The average vehicle on the road emits ~1# of CO2/mile (it’s higher for light trucks, lower for cars, but it works out quite well). I looked up some testing data, and a late-90s diesel bus on low-sulfur fuel (no trap, none of the new cool technology) puts out ~6.4# CO2/mile.

So an older diesel bus = about six cars, CO2-wise.

Caveats:
– There’s a lot of variance in how much pollution an individual bus generates
– This doesn’t account for the relative harm of the pollution generated by the different vehicles, and there’s a case to be made that the buses should account for non-CO2 products

But as a range… there’s just no way it’s 1-to-200.

Top Twenty-Five Non-English films

I was reading this fine Jim Emerson post on Scanners about Edward Copeland’s cool project to vote on the best non-English films (post, the 122 nominees who made it, link to the final ballot)

So, in the spirit of things, I worked up a list, but it went way over. When I cut it down to one film per director, I had twenty, and that seemed a reasonable list. (I cut a bunch of other Woo/Kieslowski/Miyazaki films). My tastes run to the enjoyable craziness of a Kung Fu Hustle over the Seventh Sign, which is clearly a sign that I’m a dork.

In rough order of awesomeness:

Red, Kieslowski
Seven Samurai, Kurosawa
Kiki’s Delivery Service, Miyazaki
Drunken Master 2, Chia-Liang Liu
The Killer, Woo
Crouching Tiger, Hidden Dragon, Lee
Battle of Algiers, Pontecorvo
Run Lola Run, Tykwer
La Femme Nikita, Besson
Fucking Amal (or “Show Me Love”), Moodysson
Kung Fu Hustle, Chow
Das Boot, Petersen
Man on the Train, Laconte
Running Out of Time, Zahn
Raise the Red Lantern, Zhang
Metropolis, Lang
The 400 Blows, Truffaut
Intacto, Fresnadillo
Battleship Potemkin, Eisenstein
Battle Royale, Fukasaki

Yes, Battle Royale’s on there.

(Red is, btw, the best movie I’ve ever seen in my life.)

Summits of Bothell ride

Joel and I went out and did the Summits of Bothell ride today – it’s about 38 miles… and 3800′ of climbing. That’s not a typo. The ride’s great: they do a good job with support and everything, the food stops were really well stocked, the people were great, and the route, though it had some bumps I’m not sure any route could have avoided them: Bothell’s under crazy construction, the roads are torn up all over the place. Joel described it as “Chilly Hilly without the crowds” which is an apt description.
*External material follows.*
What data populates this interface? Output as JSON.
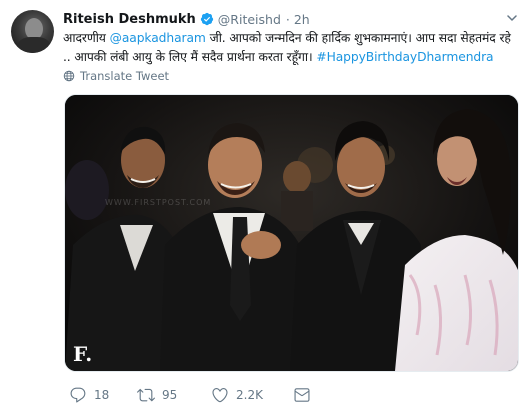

If you’re into climbing-heavy rides, I totally recommend it. Low, low gearing recommended though. I’ve got a triple up front, but my gearing in back is really narrow, and I was pretty screwed once the grade got too steep.

Random notes:
It rained for the first hour. Riding in the rain sucks. Riding up steep hills in the rain sucks more, because if you lose traction, you’re screwed. Descending hills is no fun, either, because your brakes don’t work and if you lose traction, you’re roadkill. When that lifted, the ride got much more enjoyable.

Enjoyable, on any climbing-heavy ride, is relative.

I have climbing power in short bursts: when I can get up out of the saddle and tear into a hill, if it’s short enough I rock out. These weren’t those kind of short hills. I’m in pretty reasonable biking shape, and I still got my ass kicked.

There were two hills in particular: the second one was so steep (and my chain derailed three times at the bottom, forcing me to abandon my three lowest gears)(that really hurt) that I felt like I was going to throw up on myself and then pass out for a good stretch. Then there was another that, had there not been a side street where I could pull off and circle for a couple minutes recovering, I think I wouldn’t have made it up.

We finished and I felt great, loaded up the bikes, drove home, and I almost fell over trying to get out of the car: in the ~20m car ride, my legs got together, decided that they were no longer needed for propulsion, and shut down in protest. I could barely wobble around the house ten minutes later.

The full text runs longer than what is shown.